The recovery of alkali metals from geothermal brines represents a resource that has yet to be exploited. At present, most of the commercially obtained sodium (Na) and potassium (K) comes from large-scale underground or solution mining of massive salt deposits found in evaporated basins. Ores are beneficiated by flotation, dissolution-recrystallization (with solar evaporation), heavy-media separations, or combinations of these processes.
On the other hand, trace amounts of lithium (Li) are commercially recovered from non-geothermal sources. The recovery process involves evaporative concentration and the unique (among the alkali elements) ability to precipitate the lithium as a relatively insoluble carbonate salt.
By contrast, both cesium (Cs) and rubidium (Rb) are typically produced commercially by “hard rock” mining of a relatively rare, highly differentiated derivative of granite, known as a pegmatite. Deposits are typically small and ore dressing generally involves dissolution in highly aggressive acid mixes followed by various chemical processes to separate Cs and Rb from the more abundant K, Na and Li that also are found in such rocks.

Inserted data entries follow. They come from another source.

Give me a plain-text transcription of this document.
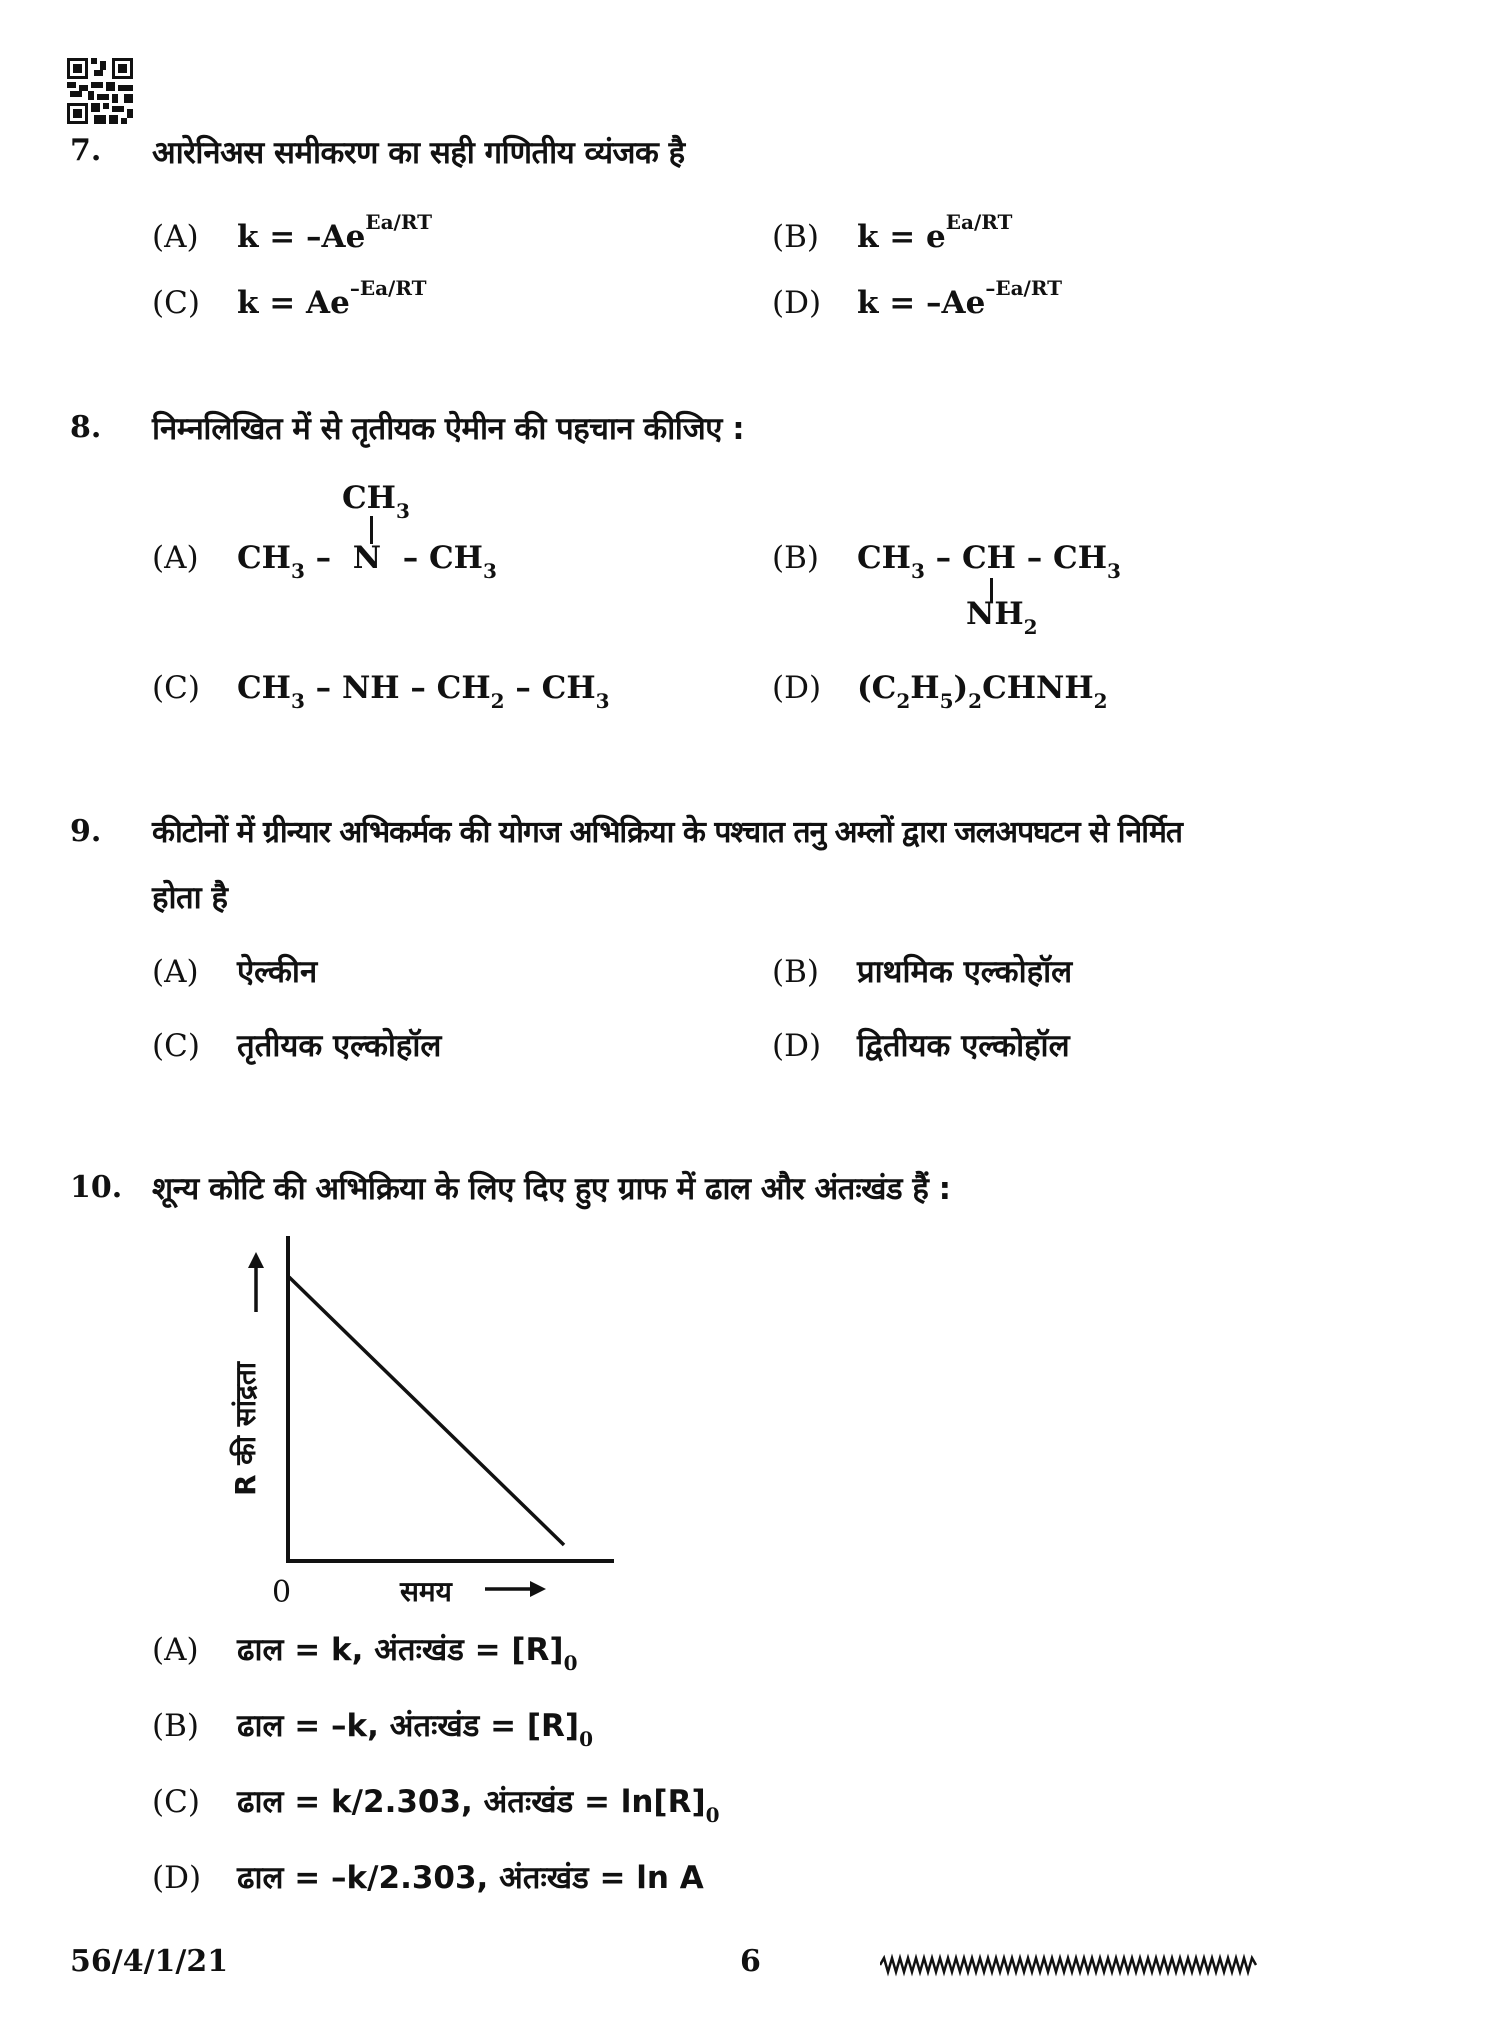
7. आरेनिअस समीकरण का सही गणितीय व्यंजक है
(A) $k = -Ae^{Ea/RT}$	(B) $k = e^{Ea/RT}$
(C) $k = Ae^{-Ea/RT}$	(D) $k = -Ae^{-Ea/RT}$
8. निम्नलिखित में से तृतीयक ऐमीन की पहचान कीजिए :
$CH_3$
(A) $CH_3$ –  N – $CH_3$	(B) $CH_3$ – CH – $CH_3$
$NH_2$
(C) $CH_3$ – NH – $CH_2 - CH_3$	(D) $(C_2H_5)_2CHNH_2$
9. कीटोनों में ग्रीन्यार अभिकर्मक की योगज अभिक्रिया के पश्चात तनु अम्लों द्वारा जलअपघटन से निर्मित
होता है
(A) ऐल्कीन	(B) प्राथमिक एल्कोहॉल
(C) तृतीयक एल्कोहॉल	(D) द्वितीयक एल्कोहॉल
10. शून्य कोटि की अभिक्रिया के लिए दिए हुए ग्राफ में ढाल और अंतःखंड हैं :
0	समय
R की सांद्रता
(A) ढाल = k, अंतःखंड = $[R]_0$
(B) ढाल = –k, अंतःखंड = $[R]_0$
(C) ढाल = k/2.303, अंतःखंड = $\ln[R]_0$
(D) ढाल = –k/2.303, अंतःखंड = ln A
56/4/1/21	6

None of the approaches described above provides a pre-existing methodology which could be directly adapted to recovering Cs and Rb from geothermal brines. Instead, adding geothermal brines to the potential resource base for obtaining these elements requires looking beyond the current state-of-the-art in the mining industry. Environmental concerns, particularly those related to the nuclear industry, have provided a venue where significant advances in Cs (and, hence, Rb)-recovery technologies have been made.
Industry concerns range from issues of pre-concentrating ultra-trace 137Cs levels associated with fallout to issues of treating the rather significant amounts of radio-cesium associated with nuclear wastes. In aggregate, a wide variety of possibilities can be derived from the literature related to the recovery and treatment of radio-cesium. For example, numerous effective organic-based complexing agents and resins have been described with this application in mind. For each material, however, important issues remain to be addressed, such as thermal stability, ultimate uptake capacity, reversibility of sorption, selectivity for target metals over more abundant constituents dissolved in geothermal fluids, and cost.
Thus, further advancements are needed in the area of alkali metals recovery.